# Fibonacci Series

• March 14th, 2013, 02:25 PM
13cmwest
Fibonacci Series
For an assignment I'm trying to create a dynamic array (I'm not allowed to use an array list) that has an equation write the Fibonacci series to the array and then print that array. The only problem is that it tends to write only numbers (completely unrelated to fibonacci) or a bunch of zeros then a 35 at the end. I'm just beginning in java and I could use some help correcting the code.

Code Java:

```  import java.util.Scanner;   public class Fibonacci {       public static void main(String[] args) {   int[] numbers; Scanner scan = new Scanner(System.in); System.out.println("How many numbers would you like to solve to in the Fibonacci series?");     int num;       num = scan.nextInt();   numbers = new int[2];     numbers[0]=0; numbers[1]=1; for(int x =2; x<num; x++){ numbers = new int[x+1]; //Increases array size numbers[x]=((x-2)+(x-1)); //places Fibonacci value in index }   for(int i = 0; i < numbers.length; i++){ System.out.println(numbers[i]); }     }   }```
• March 14th, 2013, 02:50 PM
Norm
Re: Fibonacci Series
Code :

`numbers = new int[x+1]; //Increases array size`
What is the above supposed to do? What happens to the previous contents of the array?
• March 14th, 2013, 04:43 PM
13cmwest
Re: Fibonacci Series
It increases the size of the array, but as it doesn't copy the contents that's why they are all zeros. Yet that doesn't explain why the last number is 35 when it shld b in the thousands.
• March 14th, 2013, 04:49 PM
helloworld922
Re: Fibonacci Series
Code java:

`numbers[x]=((x-2)+(x-1));`

Take a careful look at this line and you may find your second problem.
• March 14th, 2013, 04:51 PM
Norm
Re: Fibonacci Series
Add a println statement to print out the value of numbers[x] every time the loop goes around so you can see what the code is doing.
• March 14th, 2013, 06:25 PM
13cmwest
Re: Fibonacci Series
Would you be able to explain?

--- Update ---

Quote:

Originally Posted by helloworld922
Code java:

`numbers[x]=((x-2)+(x-1));`

Take a careful look at this line and you may find your second problem.

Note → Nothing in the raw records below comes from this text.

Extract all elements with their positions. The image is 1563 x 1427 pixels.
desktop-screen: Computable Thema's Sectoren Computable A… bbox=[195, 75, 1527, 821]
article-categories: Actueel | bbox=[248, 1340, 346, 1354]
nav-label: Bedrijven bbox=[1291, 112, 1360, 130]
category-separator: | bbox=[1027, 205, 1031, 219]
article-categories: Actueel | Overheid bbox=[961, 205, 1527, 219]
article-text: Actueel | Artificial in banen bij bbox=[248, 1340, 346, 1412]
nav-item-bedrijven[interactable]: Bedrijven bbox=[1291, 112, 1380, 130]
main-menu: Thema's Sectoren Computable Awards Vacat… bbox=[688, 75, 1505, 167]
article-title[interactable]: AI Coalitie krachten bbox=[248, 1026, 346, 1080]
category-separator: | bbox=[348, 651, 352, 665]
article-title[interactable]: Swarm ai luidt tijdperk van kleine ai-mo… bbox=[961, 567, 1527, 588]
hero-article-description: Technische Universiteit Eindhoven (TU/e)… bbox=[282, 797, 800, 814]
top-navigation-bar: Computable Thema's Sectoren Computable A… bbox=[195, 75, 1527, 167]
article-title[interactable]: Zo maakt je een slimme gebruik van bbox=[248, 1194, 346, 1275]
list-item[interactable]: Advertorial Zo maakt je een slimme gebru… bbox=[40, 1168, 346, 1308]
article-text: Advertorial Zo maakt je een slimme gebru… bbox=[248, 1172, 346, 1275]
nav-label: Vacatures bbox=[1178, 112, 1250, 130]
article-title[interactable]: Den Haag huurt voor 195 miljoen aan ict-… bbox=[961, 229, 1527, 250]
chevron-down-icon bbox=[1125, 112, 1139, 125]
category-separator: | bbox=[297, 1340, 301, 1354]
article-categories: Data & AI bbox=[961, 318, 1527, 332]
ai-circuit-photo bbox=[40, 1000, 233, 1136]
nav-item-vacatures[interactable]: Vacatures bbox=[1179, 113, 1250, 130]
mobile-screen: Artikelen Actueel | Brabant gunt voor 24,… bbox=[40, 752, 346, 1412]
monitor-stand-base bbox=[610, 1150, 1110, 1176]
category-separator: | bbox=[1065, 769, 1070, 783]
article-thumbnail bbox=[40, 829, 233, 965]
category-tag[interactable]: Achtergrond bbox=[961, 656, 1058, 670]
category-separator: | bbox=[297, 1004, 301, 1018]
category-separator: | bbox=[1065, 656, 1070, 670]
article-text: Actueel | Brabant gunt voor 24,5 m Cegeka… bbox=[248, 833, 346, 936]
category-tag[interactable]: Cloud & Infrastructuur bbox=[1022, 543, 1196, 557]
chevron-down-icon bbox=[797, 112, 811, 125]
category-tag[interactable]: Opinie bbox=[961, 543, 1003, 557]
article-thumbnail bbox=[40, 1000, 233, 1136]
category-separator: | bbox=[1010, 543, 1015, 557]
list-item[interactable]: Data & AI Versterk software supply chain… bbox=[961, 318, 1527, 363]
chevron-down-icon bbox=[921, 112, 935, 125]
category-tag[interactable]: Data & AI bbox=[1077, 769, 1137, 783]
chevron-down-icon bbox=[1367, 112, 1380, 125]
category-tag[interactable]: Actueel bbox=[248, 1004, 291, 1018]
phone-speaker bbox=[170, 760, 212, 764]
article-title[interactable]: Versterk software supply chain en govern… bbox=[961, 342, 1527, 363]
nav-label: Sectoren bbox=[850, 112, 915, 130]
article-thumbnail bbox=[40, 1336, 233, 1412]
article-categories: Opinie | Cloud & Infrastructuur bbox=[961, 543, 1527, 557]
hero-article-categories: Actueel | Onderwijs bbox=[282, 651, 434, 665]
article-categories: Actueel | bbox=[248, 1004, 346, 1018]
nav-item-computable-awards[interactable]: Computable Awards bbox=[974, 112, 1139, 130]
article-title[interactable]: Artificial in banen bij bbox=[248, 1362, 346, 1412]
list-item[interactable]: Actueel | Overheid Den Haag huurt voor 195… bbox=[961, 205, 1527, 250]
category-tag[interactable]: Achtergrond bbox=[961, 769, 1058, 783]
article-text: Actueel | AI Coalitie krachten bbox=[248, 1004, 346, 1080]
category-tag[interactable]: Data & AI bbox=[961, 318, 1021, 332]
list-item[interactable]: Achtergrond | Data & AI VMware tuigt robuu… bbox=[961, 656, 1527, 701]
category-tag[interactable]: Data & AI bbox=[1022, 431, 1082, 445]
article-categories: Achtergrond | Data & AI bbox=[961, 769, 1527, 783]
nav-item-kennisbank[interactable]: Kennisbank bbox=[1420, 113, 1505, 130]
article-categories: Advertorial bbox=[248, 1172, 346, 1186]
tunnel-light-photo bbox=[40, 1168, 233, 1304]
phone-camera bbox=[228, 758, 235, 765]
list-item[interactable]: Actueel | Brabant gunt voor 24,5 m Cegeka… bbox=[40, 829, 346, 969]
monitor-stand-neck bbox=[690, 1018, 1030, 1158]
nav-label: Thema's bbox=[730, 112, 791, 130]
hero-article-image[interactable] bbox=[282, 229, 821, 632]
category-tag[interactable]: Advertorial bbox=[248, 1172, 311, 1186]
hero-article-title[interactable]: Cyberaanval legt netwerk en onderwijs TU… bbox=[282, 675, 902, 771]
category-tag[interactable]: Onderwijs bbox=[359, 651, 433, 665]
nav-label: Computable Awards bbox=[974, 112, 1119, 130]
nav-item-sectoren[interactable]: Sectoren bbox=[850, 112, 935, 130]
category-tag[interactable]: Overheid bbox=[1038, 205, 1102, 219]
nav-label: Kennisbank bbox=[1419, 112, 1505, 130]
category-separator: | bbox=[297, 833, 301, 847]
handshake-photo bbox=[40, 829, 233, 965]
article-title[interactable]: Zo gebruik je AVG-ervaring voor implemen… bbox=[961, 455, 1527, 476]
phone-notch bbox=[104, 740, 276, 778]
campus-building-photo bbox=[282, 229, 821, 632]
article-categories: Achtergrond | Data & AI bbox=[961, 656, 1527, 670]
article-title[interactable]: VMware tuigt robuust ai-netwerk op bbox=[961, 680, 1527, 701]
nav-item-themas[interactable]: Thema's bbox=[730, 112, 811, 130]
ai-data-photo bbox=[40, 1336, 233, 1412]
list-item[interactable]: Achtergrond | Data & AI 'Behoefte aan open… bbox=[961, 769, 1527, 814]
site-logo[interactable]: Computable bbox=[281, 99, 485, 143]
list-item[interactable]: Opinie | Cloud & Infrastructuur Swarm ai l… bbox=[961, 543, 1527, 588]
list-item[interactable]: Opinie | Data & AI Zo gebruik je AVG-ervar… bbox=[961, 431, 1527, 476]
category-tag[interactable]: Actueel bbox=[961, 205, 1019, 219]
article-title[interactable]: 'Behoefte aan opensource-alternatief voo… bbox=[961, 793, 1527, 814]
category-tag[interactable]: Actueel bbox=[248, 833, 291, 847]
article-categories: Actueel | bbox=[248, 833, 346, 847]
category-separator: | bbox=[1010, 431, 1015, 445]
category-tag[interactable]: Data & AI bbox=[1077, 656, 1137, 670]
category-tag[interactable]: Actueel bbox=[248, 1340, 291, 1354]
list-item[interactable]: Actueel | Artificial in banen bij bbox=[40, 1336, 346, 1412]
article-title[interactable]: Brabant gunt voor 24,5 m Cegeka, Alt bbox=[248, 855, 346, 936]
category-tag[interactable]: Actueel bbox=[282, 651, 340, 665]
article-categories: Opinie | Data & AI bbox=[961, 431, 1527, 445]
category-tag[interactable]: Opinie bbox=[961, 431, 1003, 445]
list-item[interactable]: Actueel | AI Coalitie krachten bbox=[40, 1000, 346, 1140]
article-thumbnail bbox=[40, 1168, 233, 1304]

That is the equation for the Fibonacci series unless I'm mistaken. And since the equations are both in parentheses it shouldn't matter.
• March 14th, 2013, 06:52 PM
Norm
Re: Fibonacci Series
What printed out when you printed the value of numbers[x] ?
• March 15th, 2013, 04:23 AM
Tamilarasi
Re: Fibonacci Series
• March 15th, 2013, 04:39 AM
angstrem
Re: Fibonacci Series
I recommend you to use java.utils.Arrays.copyOf(originalArray, newLength). This will return you a copy of this array, but with newLength size.
The line
Code :

`numbers = new int[x + 1];`
is equivalent to
Code :

```numbers = null; numbers = new int[x + 1];```
that is, number starts to point to a completely new array, created by new int[x + 1]. All new integer arrays automatically initialize all their elements to 0.

Also,
Code :

`numbers[x]=((x-2)+(x-1));`
Is incorrect. x is an index of an element in an array. Hence, (x - 1), for example, is NOT a previous number, but it's index. Use numbers[i] to access a number at the index i.

P.S.: Increasing dynamic array by 1 element at a time is pretty inefficient, because every appending to an array requires duplicating of this array. Instead, I suggest you to double the array when you need extra space.